Di sini, mereka semua bisa bersenang-senang. Tempat ini sangat damai dan juga asri. Setiap hari, selalu ada kabar baik yang berdatangan silih berganti. Lalu, dengan kehidupan yang sangat menyenangkan seperti ini, kenapa Xavier ingin menjadi manusia?

Mereka selaku malaikat memiliki sayap. Mereka bisa terbang ke mana pun mereka mau. Tapi, manusia?

"Cih! Benar-benar keras kepala! Cepat atau lambat, pasti akan ada penjaga yang datang ke sini untuk mengusirmu! Lihat saja!"

Setelah mengatakan hal itu, Huan pun pergi dari sana. Meninggalkan Xavier, seperti keinginan Xavier.

Di sisi lain, beberapa malaikat yang sedari tadi sibuk memerhatikan mereka berdua kini sudah berpencar tatkala Huan memergoki mereka. Ada yang berjalan, berlari, hingga terbang.

Entahlah. Mungkin hanya Huan saja satu-satunya malaikat yang tahan berbicara dengan Xavier.

Xavier memiliki kepribadian yang sangat tertutup. Dia tidak akan berbicara dengan orang asing sebelum disapa terlebih dahulu. Sayangnya, tidak banyak malaikat yang sudi menyapa Xavier berkat mimpi konyol yang dimiliki Xavier. Kebanyakan dari para malaikat memilih menghindari dan menjaga jarak dengan Xavier, karena mereka takut akan ikut terkena imbasnya dari para Dewa jika mereka dekat-dekat dengan Xavier.

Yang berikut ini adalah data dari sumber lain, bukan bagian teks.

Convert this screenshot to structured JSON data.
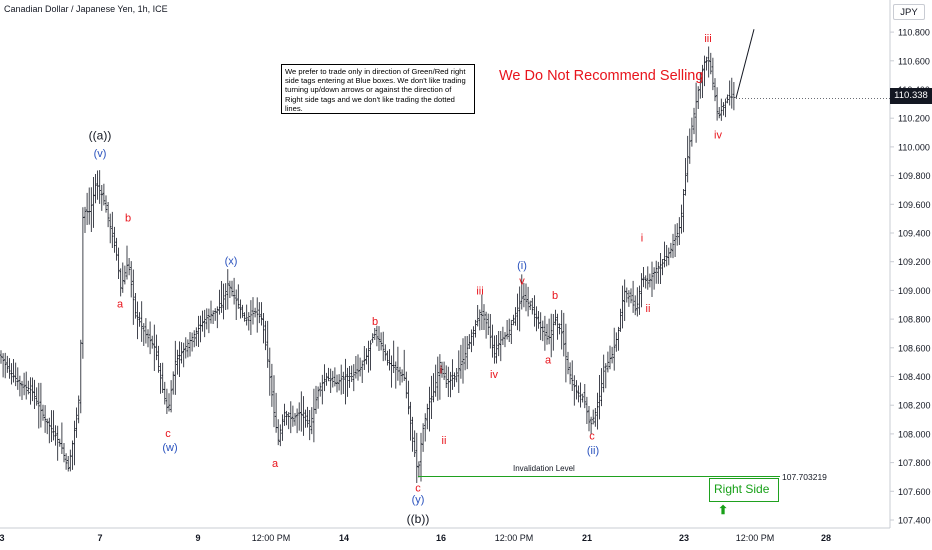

Sepeninggalan Huan dari sana, Xavier tetap berlutut. Tatapannya menjurus lurus-lurus pada pintu besar di sana. Bahkan, kelopak matanya tidak berkedip barang satu kali pun.

Hingga tak lama setelahnya, pintu di depan sana tiba-tiba saja terbuka, menampilkan sesosok malaikat yang memiliki tubuh jauh lebih besar daripada malaikat-malaikat lainnya.

Malaikat itu memakai mahkota berwarna keemasan. Tangannya menggenggam tongkat berwarna putih. Sayapnya jika direntangkan memiliki diameter tujuh meter.

Sebuah jubah putih panjang bercorak emas ia pakai. Aura yang dipancarkan oleh malaikat itu terasa sangat kuat.

Dia adalah ... Dewa Tur.

Sang Dewa dari para pemimpin Dewa-Dewa yang ada di sini.